Por Latitud Megalópolis/Jafet Rodrigo Cortés Sosa

Nunca pensé sentir este frío tan pronto. No era una sensación cualquiera, como cuando sales de tu casa sin abrigo, era más intenso que eso, penetrante hasta la médula. Esas irrupciones atravesaban la piel como filosas puntas sobre todo mi cuerpo, pero con mayor rigor, directo al pecho.

La distancia se hacía menos entre la muerte y yo, acercándose sin sutileza, buscando cubrirme con su manto gélido, hacerme parte del todo; arrojarme al peligroso olvido que se mantiene atento desde la eternidad. El camino estaba trazado, no había nada más que hacer; todo acto de lucha emprendido, retrasaba únicamente lo inevitable. No existía más que caminar hacia adelante, aprovechar el poco tiempo que me quedara con vida.

Las malas noticias se cuelan para abofetearnos. Aunque no queramos dejarles pasar, escalan murallas -por más altas que las coloquemos-, burlan guardias, desactivan trampas; sobreviven desiertos y mares con tal de llegar a nosotros e introducirse directamente a nuestro vulnerable consciente. El tiempo que me quedaba, había sido arrebatado de golpe y sin aviso; aquella tarde, la sentencia de muerte llamó desde mi puerta, haciendo añicos las ganas de seguir.

Mientras el tiempo pasa, nos volvemos conscientes de que nuestra vida es finita, y que, de un momento a otro, acaba; aun así, no hay nada más cruel que el hecho de que aquel tiempo que podríamos considerar parcialmente suficiente, se vea reducido de golpe por circunstancias apremiantes; es decir, querer vivir y no poder hacerlo.

Saber que tenemos el tiempo contado, nuestro futuro reducido a meses, días o algún par de años; dolor y desesperanza que vuelven la autoestima un pedazo maltrecho de carne putrefacta, que infecta todo lo que toca, condenando la esperanza, sepultando las ganas de seguir, orillándonos a la desesperación y a la constante pregunta, ¿por qué nosotros?

De golpe y sin previo aviso, las noticias llegan a nuestra vida. En ocasiones se convierten en bofetadas arteras que despiertan; en otras, aparecen como duras trampas que condenan a la desesperanza.

Las pérdidas duelen más cuando no las esperamos, provocan sufrimientos que nos tumban en la cama, donde permanecemos sin ánimo de salir, sin futuro que motive, sin un mañana distinto a la muerte. Desde aquel rincón frígido, vemos cómo la mayoría de la gente nos suelta la mano; sólo unos cuantos permanecen ahí, acompañándonos en la lucha, apoyándonos en tiempos de desesperación y miedo, dándonos con su presencia un brevísimo aliciente, un atisbo de futuro, es decir, de esperanza.

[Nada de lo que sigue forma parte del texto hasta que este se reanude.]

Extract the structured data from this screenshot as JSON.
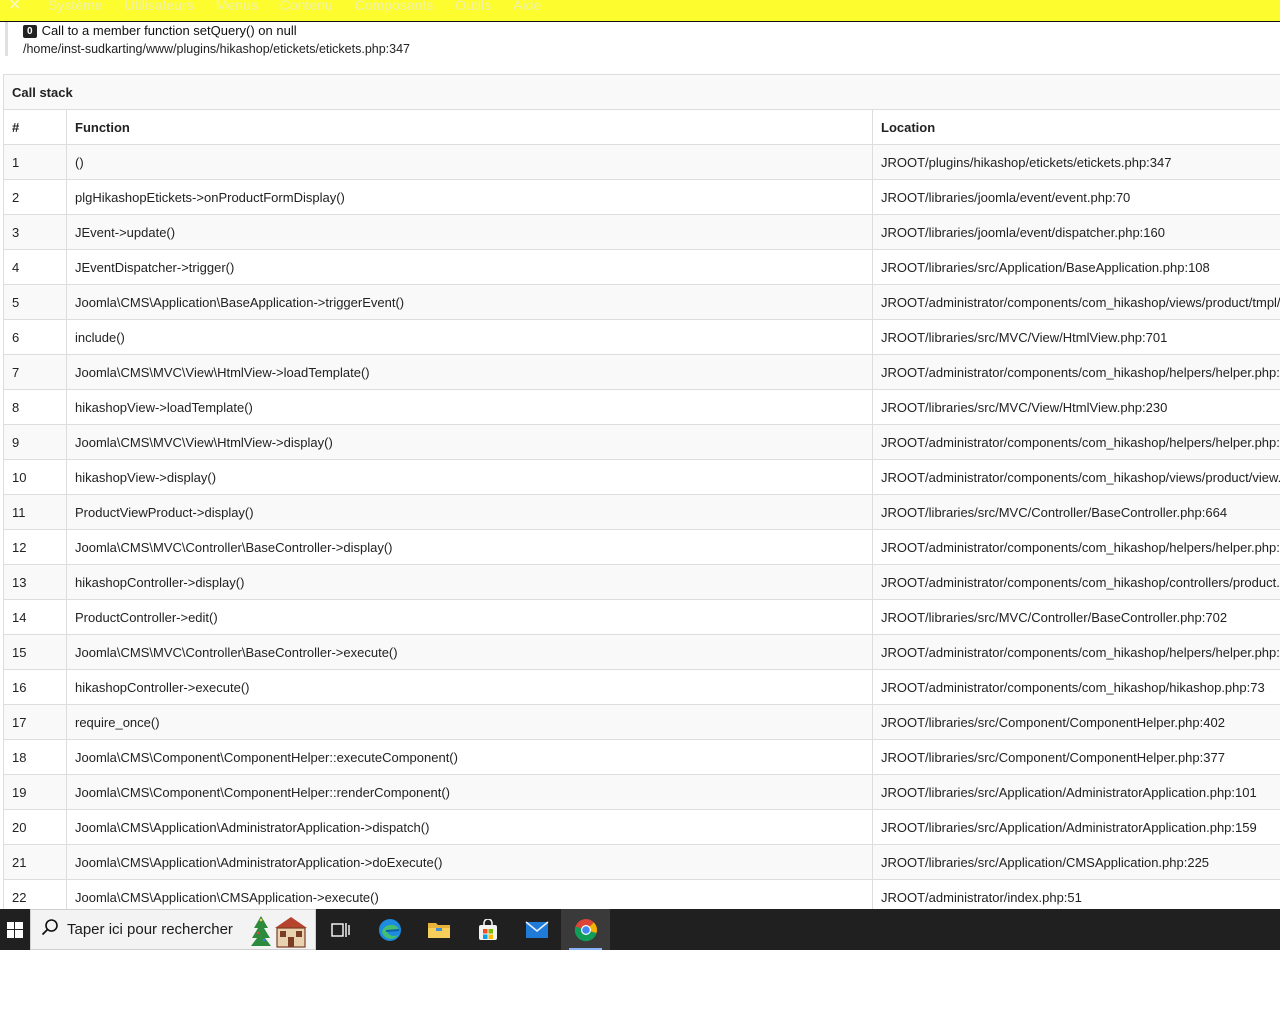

Cuando los puntos de apoyo se difuminan, es difícil no caerse a pedazos; tambalear se convierte en el único destino posible, vislumbrando el terrible horizonte que se aproxima. Sabiendo que lo que nos queda tiene fecha de caducidad, conociendo el momento aproximado en el que todo acaba para nosotros, es difícil controlar el cansancio y el desaliento.

Contar las horas se podría tornar una actividad sin sentido, o, al contrario, el hecho de saber lo poco que nos queda por vivir, podría impulsarnos a vivir más y callar menos; el hecho de conocer el momento exacto de nuestra muerte, podría llevarnos a romper con las limitantes propias del deseo de perdurar.

Mirándolo desde aquella otra perspectiva, contar cada segundo, se convertiría en una actividad esencial cada día, para descubrir nuevas formas de gozo que buscaríamos engarzar dentro de las únicas 24 horas que nos tocan cada día.

¿Qué eso no es vivir realmente?, ¿darle importancia al tiempo que tenemos, atesorarlo lo suficiente como para no despilfarrarlo, y no guardarlo en demasía para que no termine humedeciéndose con el tiempo, echándose a perder?

No es nuestro fuerte administrar en la abundancia, sino en la carencia. En esos momentos cuando las limitantes resaltan como parte de la brutal realidad, y no podemos tomar otro camino, no porque no queramos, sino porque no podemos. Esos tiempos son los que nos fuerzan a cambiar; nos empujan a valorar lo que tenemos, a distinguir entre lo que necesitamos y lo que queremos; nos hacen enfrentarnos con nosotros mismos y nuestras decisiones. La ruptura llega cuando la falta de tiempo no es una metáfora más, sino una realidad que nos lleva a cada paso más cerca del final.